James O'Malley explores the weirdly human-like technology that is going to change the world
As I write about technology for a living, I’m used to seeing small leaps in technological progress. This year’s hot new phone has a slightly better camera than last year’s, for instance. Or a new computer processor has been invented that can crunch numbers slightly faster than what came before.
"I’m used to seeing small leaps in technological progress but occasionally, there are things that will shock me"
But occasionally, there are things that will shock me. At the end of last year, a company called OpenAI released a truly jaw-dropping demonstration of a new AI technology that feels almost like the technology has skipped a few generations in between. It feels equivalent to going straight from the Wright Brothers to a Boeing 747. And I genuinely think it is going to change the world.
The technology is called ChatGPT—though you can be forgiven for mistaking it for witchcraft, magic or divine intervention. So what exactly is it?
What is ChatGPT?
ChatGPT is a computer program that can understand and respond to human language. It is trained on a lot of text, so it can understand what people are saying and respond in a way that sounds like a real person. It can be used for things like having a conversation or finishing a sentence. Even this sentence that you are reading now, was written by ChatGPT.
That’s right—to write the paragraph above, I asked ChatGPT to “Write a paragraph containing a basic explanation of ChatGPT in simple terms, that at the end reveals that the paragraph itself was written by ChatGPT,” and it came up with that explanation of itself, all on its own. Because the system was built by basically feeding it what feels like a significant chunk of the internet, it seemingly knows how to talk about everything—from politics and sport to science fiction.
What’s amazing is that it seems so eerily human in its ability to understand questions and answer them competently. “Write a story about Boris Johnson in the style of Roald Dahl,” you can ask it, and it’ll spin up a pretty good children’s story. “Write a list of reasons why London is better than New York,” and it’ll explain how London is more historic and has better public transport. “Write an episode of Star Trek where the Chuckle Brothers join the Starship Enterprise,” and it’ll write whatever bizarre crossover episodes you can dream up.
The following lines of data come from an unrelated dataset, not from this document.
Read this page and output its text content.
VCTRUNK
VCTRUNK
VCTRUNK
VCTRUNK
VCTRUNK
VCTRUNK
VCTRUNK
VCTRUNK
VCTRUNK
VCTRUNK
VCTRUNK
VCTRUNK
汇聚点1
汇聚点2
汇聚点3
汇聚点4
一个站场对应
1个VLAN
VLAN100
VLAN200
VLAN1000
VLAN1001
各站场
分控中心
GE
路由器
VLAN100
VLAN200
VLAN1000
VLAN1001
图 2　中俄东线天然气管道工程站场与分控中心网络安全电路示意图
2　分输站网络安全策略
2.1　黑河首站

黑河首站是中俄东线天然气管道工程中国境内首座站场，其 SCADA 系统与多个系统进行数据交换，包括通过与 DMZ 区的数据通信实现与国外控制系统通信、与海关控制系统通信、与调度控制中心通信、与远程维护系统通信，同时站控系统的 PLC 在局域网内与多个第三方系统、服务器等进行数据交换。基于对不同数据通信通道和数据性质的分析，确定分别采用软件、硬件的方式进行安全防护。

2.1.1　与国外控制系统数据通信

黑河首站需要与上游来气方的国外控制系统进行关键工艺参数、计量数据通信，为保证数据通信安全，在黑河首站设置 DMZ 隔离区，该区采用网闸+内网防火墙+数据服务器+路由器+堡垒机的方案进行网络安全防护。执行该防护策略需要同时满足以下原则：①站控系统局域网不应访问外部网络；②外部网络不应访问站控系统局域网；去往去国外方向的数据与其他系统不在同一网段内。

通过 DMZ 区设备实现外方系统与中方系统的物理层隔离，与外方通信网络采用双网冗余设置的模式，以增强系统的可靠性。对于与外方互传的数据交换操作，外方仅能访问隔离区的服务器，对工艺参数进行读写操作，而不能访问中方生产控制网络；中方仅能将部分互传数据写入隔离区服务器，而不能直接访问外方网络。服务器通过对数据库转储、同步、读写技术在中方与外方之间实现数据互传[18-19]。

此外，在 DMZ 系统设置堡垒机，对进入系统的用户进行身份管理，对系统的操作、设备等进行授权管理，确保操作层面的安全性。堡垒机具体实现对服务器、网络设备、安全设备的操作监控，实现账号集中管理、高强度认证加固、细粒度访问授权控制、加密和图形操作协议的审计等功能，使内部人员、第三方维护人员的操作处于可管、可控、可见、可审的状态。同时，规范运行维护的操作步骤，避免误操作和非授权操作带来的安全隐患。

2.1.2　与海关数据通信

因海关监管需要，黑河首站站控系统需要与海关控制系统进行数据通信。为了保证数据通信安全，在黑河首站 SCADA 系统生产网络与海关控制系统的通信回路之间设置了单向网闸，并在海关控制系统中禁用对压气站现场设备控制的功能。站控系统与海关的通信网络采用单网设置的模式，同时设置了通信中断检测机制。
It can even write songs and limericks too.
One area where I’ve found it enormously useful is that it can write computer code. This particularly amazed me as unlike the English language, when you write code it has to be very precise and carefully structured—but when I asked it to write me a program that would put some data into a database for me, in a particularly complex way, within seconds it generated something that would have taken me hours to do manually.
The limitations of ChatGPT
It isn’t, however, completely human-like. For example, it sometimes generates things that sound true, but are just nonsense. And it can’t do maths—I asked it what is the square root of 717,409 and it told me the answer is “approximately 838.8” (the answer is actually 847).
In both cases, this is because of the way the AI learns through pattern recognition. There’s no real intelligence there—it is just regurgitating something based on what it has "read" before. So it is better at some tasks than others—it can write a brilliant, sincere-sounding condolence message (umm, not that I’ve used it in this way…yet), but its ability to rhyme leaves a lot to be desired.
"It sometimes generates things that sound true, but are just nonsense"
I think the best way to think of ChatGPT is (ironically) like a calculator. It doesn’t replace the human completely—but it does make doing the sums much quicker. In the same way, it’s easy to imagine in the not too distant future every time we write something, we may have an incredibly smart AI assistant helping us get started by generating a draft, on whatever topic we’re writing about. In fact, Microsoft is reportedly already planning to build the technology into its Office apps.
And this is why I’m pretty convinced that ChatGPT—or something like it—is going to change the world. It’s already hugely impressive, and what exists at the moment is just a demonstration. Once the same AI is built into other apps, and once it can connect to the actual, live internet to learn more, it will become even more sophisticated. Our computers will no longer be just our word processors, but our writing partner too.
So now I’m just hoping that my editor doesn’t decide it could write a pretty decent Reader’s Digest technology column without me.